All of us who had been waiting in the lobby got on and went through the rituals that go with good elevator manners.

We faced the front and shuffled around a little till all of us had our approximate quota of space, gave each other little half-smiles and stared up at the spot at the top of the door.

Stuck in Sweden

Then somebody pushed a button. Others mentioned their floors and the same man cheerfully pushed buttons for each number called.

The doors closed. The light dimmed, the motor hummed for a few seconds and the doors opened. Somebody got off, looked around, found that he was still in the lobby and was trying to get back on when the doors closed.

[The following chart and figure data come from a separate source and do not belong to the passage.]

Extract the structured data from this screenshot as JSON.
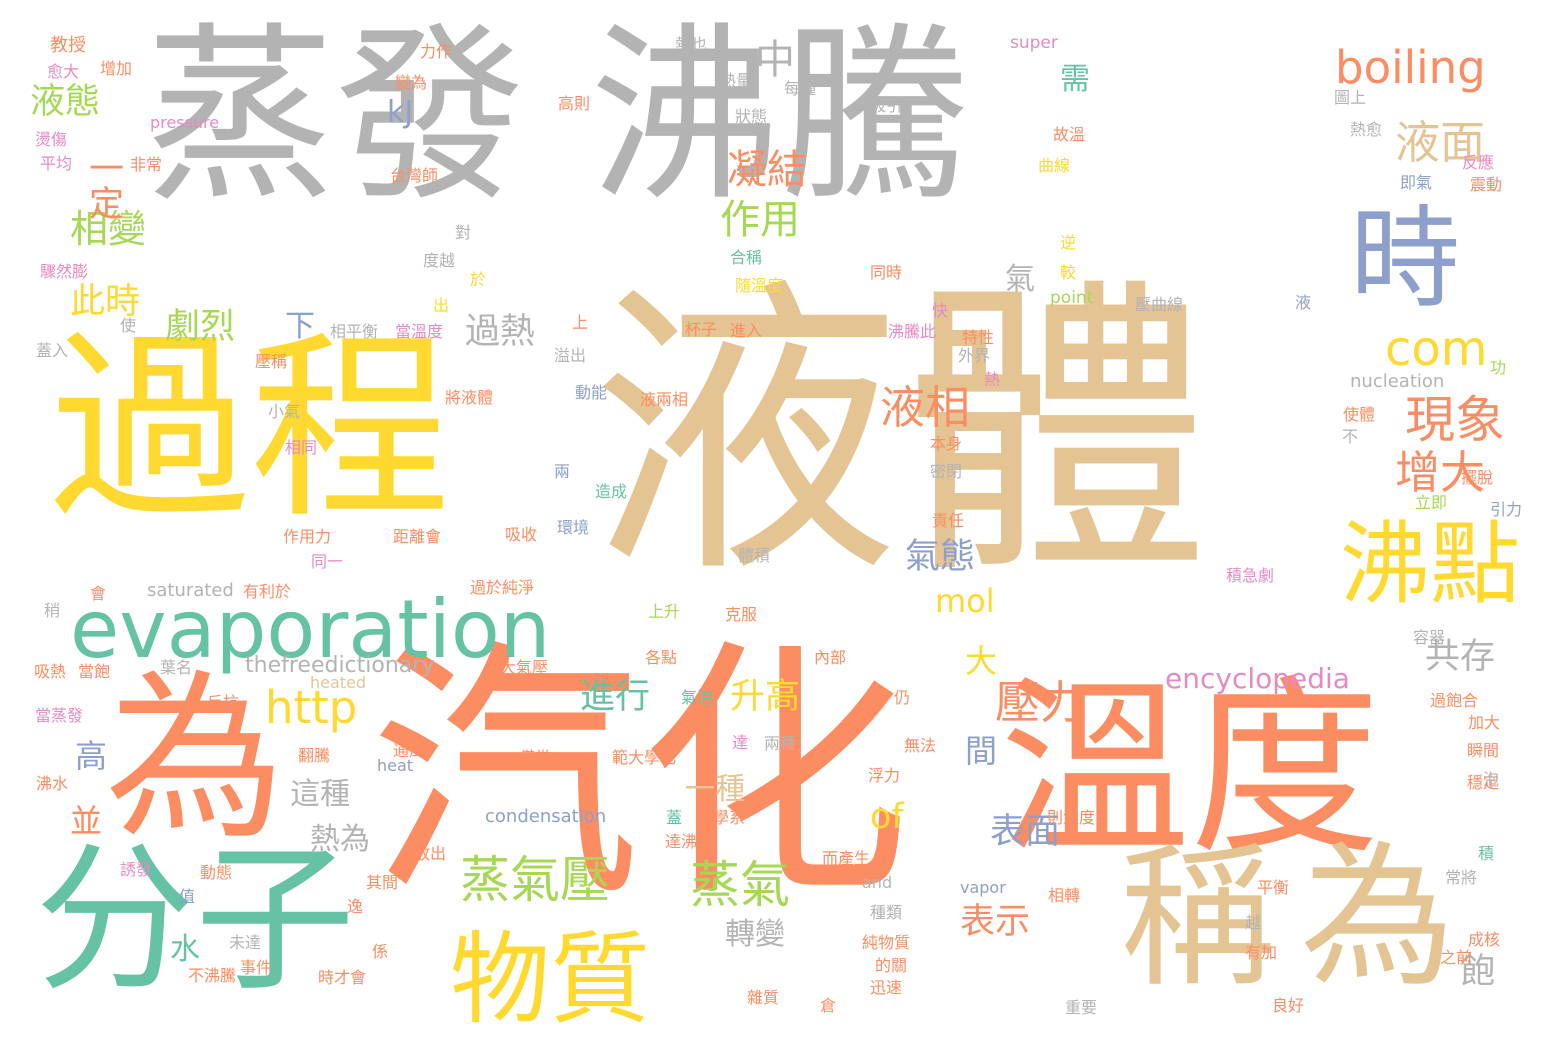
{
  "colors": {
    "gray": "#b3b3b3",
    "tan": "#e5c494",
    "orange": "#fc8d62",
    "yellow": "#ffd92f",
    "teal": "#66c2a5",
    "blue": "#8da0cb",
    "pink": "#e78ac3",
    "green": "#a6d854"
  },
  "words": [
    {
      "text": "蒸發",
      "color": "gray"
    },
    {
      "text": "沸騰",
      "color": "gray"
    },
    {
      "text": "時",
      "color": "blue"
    },
    {
      "text": "液體",
      "color": "tan"
    },
    {
      "text": "過程",
      "color": "yellow"
    },
    {
      "text": "汽化",
      "color": "orange"
    },
    {
      "text": "溫度",
      "color": "orange"
    },
    {
      "text": "為",
      "color": "orange"
    },
    {
      "text": "分子",
      "color": "teal"
    },
    {
      "text": "稱",
      "color": "tan"
    },
    {
      "text": "為",
      "color": "tan"
    },
    {
      "text": "evaporation",
      "color": "teal"
    },
    {
      "text": "物質",
      "color": "yellow"
    },
    {
      "text": "沸點",
      "color": "yellow"
    },
    {
      "text": "boiling",
      "color": "orange"
    },
    {
      "text": "蒸氣壓",
      "color": "green"
    },
    {
      "text": "蒸氣",
      "color": "green"
    },
    {
      "text": "現象",
      "color": "orange"
    },
    {
      "text": "增大",
      "color": "orange"
    },
    {
      "text": "液面",
      "color": "tan"
    },
    {
      "text": "壓力",
      "color": "orange"
    },
    {
      "text": "http",
      "color": "yellow"
    },
    {
      "text": "com",
      "color": "yellow"
    },
    {
      "text": "液相",
      "color": "orange"
    },
    {
      "text": "凝結",
      "color": "orange"
    },
    {
      "text": "作用",
      "color": "green"
    },
    {
      "text": "相變",
      "color": "green"
    },
    {
      "text": "液態",
      "color": "green"
    },
    {
      "text": "一定",
      "color": "orange"
    },
    {
      "text": "此時",
      "color": "yellow"
    },
    {
      "text": "劇烈",
      "color": "green"
    },
    {
      "text": "過熱",
      "color": "gray"
    },
    {
      "text": "氣態",
      "color": "blue"
    },
    {
      "text": "mol",
      "color": "yellow"
    },
    {
      "text": "進行",
      "color": "teal"
    },
    {
      "text": "升高",
      "color": "yellow"
    },
    {
      "text": "共存",
      "color": "gray"
    },
    {
      "text": "encyclopedia",
      "color": "pink"
    },
    {
      "text": "表面",
      "color": "blue"
    },
    {
      "text": "表示",
      "color": "orange"
    },
    {
      "text": "轉變",
      "color": "gray"
    },
    {
      "text": "一種",
      "color": "tan"
    },
    {
      "text": "這種",
      "color": "gray"
    },
    {
      "text": "熱為",
      "color": "gray"
    },
    {
      "text": "of",
      "color": "yellow"
    },
    {
      "text": "間",
      "color": "blue"
    },
    {
      "text": "大",
      "color": "yellow"
    },
    {
      "text": "下",
      "color": "blue"
    },
    {
      "text": "中",
      "color": "gray"
    },
    {
      "text": "需",
      "color": "teal"
    },
    {
      "text": "氣",
      "color": "gray"
    },
    {
      "text": "kJ",
      "color": "blue"
    },
    {
      "text": "高",
      "color": "blue"
    },
    {
      "text": "並",
      "color": "orange"
    },
    {
      "text": "水",
      "color": "teal"
    },
    {
      "text": "飽",
      "color": "gray"
    },
    {
      "text": "thefreedictionary",
      "color": "gray"
    },
    {
      "text": "condensation",
      "color": "blue"
    },
    {
      "text": "nucleation",
      "color": "gray"
    },
    {
      "text": "saturated",
      "color": "gray"
    },
    {
      "text": "pressure",
      "color": "pink"
    },
    {
      "text": "super",
      "color": "pink"
    },
    {
      "text": "point",
      "color": "green"
    },
    {
      "text": "heated",
      "color": "tan"
    },
    {
      "text": "heat",
      "color": "blue"
    },
    {
      "text": "vapor",
      "color": "blue"
    },
    {
      "text": "and",
      "color": "gray"
    },
    {
      "text": "教授",
      "color": "orange"
    },
    {
      "text": "愈大",
      "color": "pink"
    },
    {
      "text": "增加",
      "color": "orange"
    },
    {
      "text": "力作",
      "color": "orange"
    },
    {
      "text": "熱也",
      "color": "gray"
    },
    {
      "text": "變為",
      "color": "orange"
    },
    {
      "text": "熱量",
      "color": "gray"
    },
    {
      "text": "每種",
      "color": "gray"
    },
    {
      "text": "高則",
      "color": "orange"
    },
    {
      "text": "吸引",
      "color": "gray"
    },
    {
      "text": "狀態",
      "color": "gray"
    },
    {
      "text": "燙傷",
      "color": "pink"
    },
    {
      "text": "平均",
      "color": "pink"
    },
    {
      "text": "非常",
      "color": "orange"
    },
    {
      "text": "台灣師",
      "color": "orange"
    },
    {
      "text": "故溫",
      "color": "orange"
    },
    {
      "text": "曲線",
      "color": "yellow"
    },
    {
      "text": "圖上",
      "color": "gray"
    },
    {
      "text": "熱愈",
      "color": "gray"
    },
    {
      "text": "反應",
      "color": "pink"
    },
    {
      "text": "即氣",
      "color": "blue"
    },
    {
      "text": "震動",
      "color": "orange"
    },
    {
      "text": "驟然膨",
      "color": "pink"
    },
    {
      "text": "對",
      "color": "gray"
    },
    {
      "text": "度越",
      "color": "gray"
    },
    {
      "text": "合稱",
      "color": "teal"
    },
    {
      "text": "逆",
      "color": "yellow"
    },
    {
      "text": "較",
      "color": "yellow"
    },
    {
      "text": "隨溫度",
      "color": "yellow"
    },
    {
      "text": "於",
      "color": "yellow"
    },
    {
      "text": "出",
      "color": "yellow"
    },
    {
      "text": "使",
      "color": "gray"
    },
    {
      "text": "上",
      "color": "orange"
    },
    {
      "text": "同時",
      "color": "orange"
    },
    {
      "text": "快",
      "color": "pink"
    },
    {
      "text": "壓曲線",
      "color": "gray"
    },
    {
      "text": "液",
      "color": "blue"
    },
    {
      "text": "杯子",
      "color": "orange"
    },
    {
      "text": "進入",
      "color": "orange"
    },
    {
      "text": "特性",
      "color": "orange"
    },
    {
      "text": "相平衡",
      "color": "gray"
    },
    {
      "text": "當溫度",
      "color": "pink"
    },
    {
      "text": "沸騰此",
      "color": "pink"
    },
    {
      "text": "溢出",
      "color": "gray"
    },
    {
      "text": "外界",
      "color": "gray"
    },
    {
      "text": "功",
      "color": "green"
    },
    {
      "text": "蓋入",
      "color": "gray"
    },
    {
      "text": "壓稱",
      "color": "orange"
    },
    {
      "text": "熱",
      "color": "pink"
    },
    {
      "text": "動能",
      "color": "blue"
    },
    {
      "text": "液兩相",
      "color": "orange"
    },
    {
      "text": "使體",
      "color": "orange"
    },
    {
      "text": "將液體",
      "color": "orange"
    },
    {
      "text": "小氣",
      "color": "gray"
    },
    {
      "text": "本身",
      "color": "orange"
    },
    {
      "text": "不",
      "color": "gray"
    },
    {
      "text": "相同",
      "color": "pink"
    },
    {
      "text": "密閉",
      "color": "gray"
    },
    {
      "text": "兩",
      "color": "blue"
    },
    {
      "text": "造成",
      "color": "teal"
    },
    {
      "text": "立即",
      "color": "green"
    },
    {
      "text": "擺脫",
      "color": "orange"
    },
    {
      "text": "引力",
      "color": "blue"
    },
    {
      "text": "責任",
      "color": "orange"
    },
    {
      "text": "距離會",
      "color": "orange"
    },
    {
      "text": "作用力",
      "color": "orange"
    },
    {
      "text": "吸收",
      "color": "orange"
    },
    {
      "text": "環境",
      "color": "blue"
    },
    {
      "text": "同一",
      "color": "pink"
    },
    {
      "text": "體積",
      "color": "gray"
    },
    {
      "text": "積急劇",
      "color": "pink"
    },
    {
      "text": "過於純淨",
      "color": "orange"
    },
    {
      "text": "有利於",
      "color": "orange"
    },
    {
      "text": "會",
      "color": "orange"
    },
    {
      "text": "稍",
      "color": "gray"
    },
    {
      "text": "上升",
      "color": "green"
    },
    {
      "text": "克服",
      "color": "orange"
    },
    {
      "text": "容器",
      "color": "gray"
    },
    {
      "text": "吸熱",
      "color": "orange"
    },
    {
      "text": "當飽",
      "color": "orange"
    },
    {
      "text": "葉名",
      "color": "gray"
    },
    {
      "text": "大氣壓",
      "color": "orange"
    },
    {
      "text": "各點",
      "color": "orange"
    },
    {
      "text": "內部",
      "color": "orange"
    },
    {
      "text": "反抗",
      "color": "orange"
    },
    {
      "text": "氣泡",
      "color": "teal"
    },
    {
      "text": "仍",
      "color": "orange"
    },
    {
      "text": "過飽合",
      "color": "orange"
    },
    {
      "text": "當蒸發",
      "color": "pink"
    },
    {
      "text": "加大",
      "color": "orange"
    },
    {
      "text": "通風",
      "color": "orange"
    },
    {
      "text": "範大學化",
      "color": "orange"
    },
    {
      "text": "達",
      "color": "pink"
    },
    {
      "text": "兩種",
      "color": "gray"
    },
    {
      "text": "無法",
      "color": "orange"
    },
    {
      "text": "瞬間",
      "color": "orange"
    },
    {
      "text": "翻騰",
      "color": "orange"
    },
    {
      "text": "僅當",
      "color": "orange"
    },
    {
      "text": "浮力",
      "color": "orange"
    },
    {
      "text": "穩定",
      "color": "orange"
    },
    {
      "text": "泡",
      "color": "gray"
    },
    {
      "text": "沸水",
      "color": "orange"
    },
    {
      "text": "學系",
      "color": "orange"
    },
    {
      "text": "則溫度",
      "color": "orange"
    },
    {
      "text": "達沸點",
      "color": "orange"
    },
    {
      "text": "放出",
      "color": "orange"
    },
    {
      "text": "誘發",
      "color": "pink"
    },
    {
      "text": "蓋",
      "color": "teal"
    },
    {
      "text": "積",
      "color": "teal"
    },
    {
      "text": "動態",
      "color": "orange"
    },
    {
      "text": "而產生",
      "color": "orange"
    },
    {
      "text": "其間",
      "color": "orange"
    },
    {
      "text": "值",
      "color": "blue"
    },
    {
      "text": "逸",
      "color": "orange"
    },
    {
      "text": "相轉",
      "color": "orange"
    },
    {
      "text": "平衡",
      "color": "orange"
    },
    {
      "text": "常將",
      "color": "gray"
    },
    {
      "text": "種類",
      "color": "gray"
    },
    {
      "text": "越",
      "color": "gray"
    },
    {
      "text": "成核",
      "color": "orange"
    },
    {
      "text": "未達",
      "color": "gray"
    },
    {
      "text": "係",
      "color": "orange"
    },
    {
      "text": "純物質",
      "color": "orange"
    },
    {
      "text": "之前",
      "color": "orange"
    },
    {
      "text": "事件",
      "color": "orange"
    },
    {
      "text": "的關",
      "color": "orange"
    },
    {
      "text": "有加",
      "color": "orange"
    },
    {
      "text": "不沸騰",
      "color": "orange"
    },
    {
      "text": "時才會",
      "color": "orange"
    },
    {
      "text": "迅速",
      "color": "orange"
    },
    {
      "text": "雜質",
      "color": "orange"
    },
    {
      "text": "倉",
      "color": "orange"
    },
    {
      "text": "良好",
      "color": "orange"
    },
    {
      "text": "重要",
      "color": "gray"
    }
  ]
}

The light dimmed, the motor hummed, stopped and the doors opened. There was the same man who'd just got off.

"Nice of you to come back for me," he said. Several of us exchanged glances. We hadn't gone back for him. The doors closed, the light dimmed, the motor hummed and the doors opened. Again we were facing the lobby.

It happened three or four more times before we all realized that the machine was having us. The elevator had not moved at all. It had just gone through the motions.

I found it hard to believe that such a thing could happen in a country with Sweden's engineering record. In fact, as Joyce and I began climbing the hotel stairs with our luggage I could have sworn I heard mechanical-sounding laughter from deep in the building.

Old Elevator

Had the Swedes developed a sentient elevator? It worked flawlessly later on. I figured that someone, probably a Swedish engineer, must have had a few words with it.

The Irish elevator was another matter. We were in Galway at the Great Southern Hotel, with a tour group of mostly Irish Americans who'd "come home" to pay homage to the old sod.

It was an old building and an old elevator. Eight of us got on, on the fifth floor, and were on our way down to the lobby to catch our bus for Shannonside.

The car stopped on the fourth floor and although the elevator was full, a chambermaid got on. The doors closed and we were starting to go down again when the machinery groaned and stopped. The lights flickered and went out.

"It's my fault," the chambermaid said. "Things were grand till I got on. It was my weight that did it. I'm so sorry." Several of us told her that was silly and that it was nobody's fault.

'Push the Button'

"Push the button," somebody said.

"Which button?" somebody else asked.

"Any of 'em. All of 'em."

"Oh, dear Lord," said a small voice. "You might be pushing the emergency by mistake. Miss Riley gets awful mad when the emergency bell rings. She'll think I did it. Everything that goes wrong, she thinks I did it."